Дозиметрия ионизирующего излучения в радиационной химии, страница 8

е^-_aq+ Н⁺→ Н^*         (1)                                        О₂ + Н^*→ НО₂^* (2)

кроме этого, в рассматриваемых растворах, е^-_aqмогут реагировать с перекисью водорода и с карбонильными соединениями, являющимися продуктами радиолиза спиртов.

Радикалы НО₂^* и О₂^—практические нереакционноспособны по отношению к спиртам.

Радикалы  ОН^* и О^—   отрывают от них атом водорода, преимущественно от связи С-Н в α-положении к спиртотовой группе. При  этом образуются α-гидроксиалкильные СР. Не вдаваясь в подробности, их свойства сводятся к следующему: λ_макс≤ 250 нм,   ε = 10² – 10³ л/моль.см; 2К = 10⁷- 10⁹ л/моль.с;

РКа = 10 – 12.

Кроме α-гидроксиалкильных СР, при взаимодействии ОН^* и Н^*со спиртовой молекулой образуются также спиртовые СР с другой локализацией неспаренного электрона, в частности, в небольших количествах возникают алкоксильные СР - ROª, однако последние быстро переходят либо в α-гидроксиалкильных СР, отрывая атом водрода от соседней неповрежденной молекулы спирта

R-СН₂О^* + R-СН₂ОН  → R-СН₂ОН + R-С^*НОН , либо претерпевая внутрирадикальную деструкцию :

R-СН₂О^* → R^* + СН₃ОН

В результате протекания реакций между этими реакционными частицами образуются диолы и карбонильные соединения. Соотношения их РХВ существенно зависит от природы реагентов и условий проведения эксперимента.

В случае образования метильного СР – преобладает процесс димеризации., для разветвленных спиртов – процесс диспропорционирования.

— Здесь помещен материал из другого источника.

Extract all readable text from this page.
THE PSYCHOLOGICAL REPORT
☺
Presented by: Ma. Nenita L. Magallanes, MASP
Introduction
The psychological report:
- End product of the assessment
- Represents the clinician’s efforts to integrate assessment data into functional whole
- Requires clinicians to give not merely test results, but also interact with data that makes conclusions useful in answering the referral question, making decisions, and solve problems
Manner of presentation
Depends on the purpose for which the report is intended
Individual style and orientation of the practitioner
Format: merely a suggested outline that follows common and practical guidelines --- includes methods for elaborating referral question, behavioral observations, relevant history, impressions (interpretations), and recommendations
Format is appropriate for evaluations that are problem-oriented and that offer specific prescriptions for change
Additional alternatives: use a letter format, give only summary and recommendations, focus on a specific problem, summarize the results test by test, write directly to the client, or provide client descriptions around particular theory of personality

В присутствии кислорода с большей скоростью образуются перекисные радикалы:

R-С^*НОН + О₂ → R-ОНСНОО^*, склонные к элиминированию гидроперекисного СР НО₂^*, приводящей к образованию карбонильных производных R-НСО.

Кроме того, перекисные радикалы являются источником образования алкил-перекисных, гидроперекисных соединений, а радикалы НО₂^* - перекиси водорода.

Радиационная полимеризация (РП)

-  это образование ВМС (трех- и более звенных молекул) под действием ИИ.

При этом роль ИИ заключается в инициировании цепных реакций.

Преимущества по сравнению с вещественными способами полимеризации (когда инициирование производят путем введения в мономер посторонних веществ) или с термической (инициируют полимеризацию путем нагревания мономера) сводятся к следующему:

1.  Появляется возможность полимеризовать мономеры, которые не полимеризуются другими способами.

2.  Получаются полимеры высокой степени чистоты

3.  Возможность проведения процесса в твердой фазе

4.  Реализация РП при обычных и пониженных температурах

5.  Облегчается контроль за процессом, поскольку скорость инициирования является функцией мощности дозы и, следовательно её легко поддерживать стабильной. При каталитической полимеризации инициирующее вещество расходуется и скорость инициирования уменьшается во времени. При нагревании мономеров также наблюдается неравномерность.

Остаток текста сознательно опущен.